Regional airlines such as Gulfstream account for half of all scheduled passenger flights in the U.S. That’s why it’s so disturbing to hear these airlines fail in so many aspects of basic aviation safety. For example, it was discovered Gulfstream airline installed automotive air conditioning parts not certified by the FAA for use in their planes. Think about that – the air conditioning parts used in a Ford Focus could be in a Gulfstream airplane right now trying to handle all the atmospheric and hydraulic pressures of a large, commercial plane. Truly scary.
In 2009 the FAA found that Gulfstream had violated multiple regulations and slapped them with a $1.3 million fine. This would be the largest fine against a regional airline. Using shoddy parts isn’t the only glaring issue. Gulfstream also failed to properly enter pilot flying hours from its manual, hard-copy logbooks into their computer system. As a result, crew members flew more hours than the FAA allowed, both on a daily and weekly basis.
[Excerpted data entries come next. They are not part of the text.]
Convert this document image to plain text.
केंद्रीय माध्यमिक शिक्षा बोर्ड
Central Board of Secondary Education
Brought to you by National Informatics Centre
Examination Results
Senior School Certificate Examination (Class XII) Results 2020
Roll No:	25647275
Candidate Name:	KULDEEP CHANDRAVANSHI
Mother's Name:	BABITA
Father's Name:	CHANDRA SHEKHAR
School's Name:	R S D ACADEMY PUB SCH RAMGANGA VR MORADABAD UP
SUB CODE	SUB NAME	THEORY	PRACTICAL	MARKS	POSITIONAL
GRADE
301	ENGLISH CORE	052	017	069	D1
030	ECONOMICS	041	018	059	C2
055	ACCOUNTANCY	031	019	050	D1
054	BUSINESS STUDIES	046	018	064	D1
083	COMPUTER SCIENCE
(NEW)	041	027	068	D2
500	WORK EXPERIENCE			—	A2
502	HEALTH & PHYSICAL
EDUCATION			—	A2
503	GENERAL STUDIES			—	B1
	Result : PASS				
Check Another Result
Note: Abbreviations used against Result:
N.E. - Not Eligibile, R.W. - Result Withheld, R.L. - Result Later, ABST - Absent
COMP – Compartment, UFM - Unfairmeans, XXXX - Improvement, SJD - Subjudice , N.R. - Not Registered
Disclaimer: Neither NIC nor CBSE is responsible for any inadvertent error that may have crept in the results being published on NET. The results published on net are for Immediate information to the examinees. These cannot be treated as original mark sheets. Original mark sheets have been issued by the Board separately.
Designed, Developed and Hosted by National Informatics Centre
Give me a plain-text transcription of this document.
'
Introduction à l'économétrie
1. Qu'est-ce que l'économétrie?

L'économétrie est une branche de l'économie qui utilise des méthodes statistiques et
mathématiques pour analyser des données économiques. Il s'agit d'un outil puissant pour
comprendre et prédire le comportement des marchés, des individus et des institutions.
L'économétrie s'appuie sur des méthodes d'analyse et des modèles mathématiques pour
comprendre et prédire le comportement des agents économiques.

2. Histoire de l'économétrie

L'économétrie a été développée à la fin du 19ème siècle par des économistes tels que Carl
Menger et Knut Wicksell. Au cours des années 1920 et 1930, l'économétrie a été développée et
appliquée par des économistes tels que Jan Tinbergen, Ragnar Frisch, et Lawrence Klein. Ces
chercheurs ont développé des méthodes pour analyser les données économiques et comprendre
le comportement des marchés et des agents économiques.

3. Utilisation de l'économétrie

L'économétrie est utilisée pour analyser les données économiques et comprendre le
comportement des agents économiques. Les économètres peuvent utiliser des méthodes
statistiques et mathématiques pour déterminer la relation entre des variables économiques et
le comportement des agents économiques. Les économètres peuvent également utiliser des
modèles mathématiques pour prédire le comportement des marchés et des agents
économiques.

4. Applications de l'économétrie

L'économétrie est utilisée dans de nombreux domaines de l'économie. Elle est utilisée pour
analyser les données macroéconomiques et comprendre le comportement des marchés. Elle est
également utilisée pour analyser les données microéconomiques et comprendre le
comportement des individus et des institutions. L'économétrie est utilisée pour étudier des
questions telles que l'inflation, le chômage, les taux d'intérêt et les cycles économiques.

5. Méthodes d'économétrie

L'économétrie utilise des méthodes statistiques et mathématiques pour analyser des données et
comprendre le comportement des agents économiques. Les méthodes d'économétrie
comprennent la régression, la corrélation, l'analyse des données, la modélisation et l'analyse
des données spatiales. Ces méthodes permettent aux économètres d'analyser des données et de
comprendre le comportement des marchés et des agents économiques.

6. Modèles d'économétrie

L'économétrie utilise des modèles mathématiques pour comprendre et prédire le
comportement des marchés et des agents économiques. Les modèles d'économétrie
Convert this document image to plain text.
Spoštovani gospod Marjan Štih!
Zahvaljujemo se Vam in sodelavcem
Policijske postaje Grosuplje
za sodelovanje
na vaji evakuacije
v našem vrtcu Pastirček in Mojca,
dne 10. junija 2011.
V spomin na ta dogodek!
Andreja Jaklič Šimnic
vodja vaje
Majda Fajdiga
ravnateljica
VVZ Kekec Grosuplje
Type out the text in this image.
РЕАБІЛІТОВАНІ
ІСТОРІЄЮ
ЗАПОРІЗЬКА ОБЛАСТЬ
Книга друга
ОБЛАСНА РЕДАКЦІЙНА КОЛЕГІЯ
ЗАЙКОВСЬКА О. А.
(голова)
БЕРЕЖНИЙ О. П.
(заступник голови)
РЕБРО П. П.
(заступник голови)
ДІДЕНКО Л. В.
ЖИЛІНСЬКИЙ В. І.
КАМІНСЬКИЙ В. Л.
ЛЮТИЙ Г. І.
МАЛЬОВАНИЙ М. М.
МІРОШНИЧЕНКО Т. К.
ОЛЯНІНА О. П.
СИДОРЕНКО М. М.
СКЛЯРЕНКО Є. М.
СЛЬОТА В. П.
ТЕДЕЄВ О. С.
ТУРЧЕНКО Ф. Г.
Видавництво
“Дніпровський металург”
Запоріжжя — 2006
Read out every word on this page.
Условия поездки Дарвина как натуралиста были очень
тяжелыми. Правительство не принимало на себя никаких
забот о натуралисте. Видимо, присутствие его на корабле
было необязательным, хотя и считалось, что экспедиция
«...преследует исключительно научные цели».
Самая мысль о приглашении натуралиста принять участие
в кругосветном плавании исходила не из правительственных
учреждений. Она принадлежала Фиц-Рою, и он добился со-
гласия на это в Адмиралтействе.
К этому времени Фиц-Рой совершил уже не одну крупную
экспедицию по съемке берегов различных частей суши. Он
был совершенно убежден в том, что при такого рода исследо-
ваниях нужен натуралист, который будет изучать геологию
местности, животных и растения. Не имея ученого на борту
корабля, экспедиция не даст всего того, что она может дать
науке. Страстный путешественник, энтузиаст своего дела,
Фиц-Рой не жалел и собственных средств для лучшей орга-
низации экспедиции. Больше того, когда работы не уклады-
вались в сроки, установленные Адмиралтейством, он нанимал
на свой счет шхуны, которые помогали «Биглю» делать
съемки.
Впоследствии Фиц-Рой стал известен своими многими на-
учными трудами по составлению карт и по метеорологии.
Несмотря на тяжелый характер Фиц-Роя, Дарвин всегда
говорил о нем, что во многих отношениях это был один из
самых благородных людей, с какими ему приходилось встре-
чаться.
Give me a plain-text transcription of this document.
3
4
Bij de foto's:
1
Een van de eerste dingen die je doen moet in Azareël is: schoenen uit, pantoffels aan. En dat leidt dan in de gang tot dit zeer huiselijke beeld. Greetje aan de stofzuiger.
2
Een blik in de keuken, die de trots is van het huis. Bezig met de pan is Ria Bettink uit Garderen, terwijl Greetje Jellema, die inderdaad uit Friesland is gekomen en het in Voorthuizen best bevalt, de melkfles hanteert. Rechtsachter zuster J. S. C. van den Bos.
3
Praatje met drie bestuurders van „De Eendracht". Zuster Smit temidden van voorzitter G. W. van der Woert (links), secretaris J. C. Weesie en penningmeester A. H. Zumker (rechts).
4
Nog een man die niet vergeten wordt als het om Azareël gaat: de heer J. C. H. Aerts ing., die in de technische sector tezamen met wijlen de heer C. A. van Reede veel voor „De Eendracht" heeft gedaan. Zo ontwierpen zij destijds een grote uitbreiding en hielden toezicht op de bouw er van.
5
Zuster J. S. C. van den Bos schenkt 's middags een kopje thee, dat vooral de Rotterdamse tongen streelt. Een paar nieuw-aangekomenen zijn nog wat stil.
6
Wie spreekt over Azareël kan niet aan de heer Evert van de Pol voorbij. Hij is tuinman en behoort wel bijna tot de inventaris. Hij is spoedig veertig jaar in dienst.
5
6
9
So what does all this add up to? Seven of the last eight commercial aviation accidents involved regional airlines and 87 percent of all commercial airplane crashes featured a regional plane, according to the BBC. The issue of pilot fatigue is being addressed in Congress and I hope meaningful reforms are implemented. But they need to supplement any reform with some type of stiffer regulations and/or penalties on these regional airlines. Too many lives are being put at risk due to their carelessness.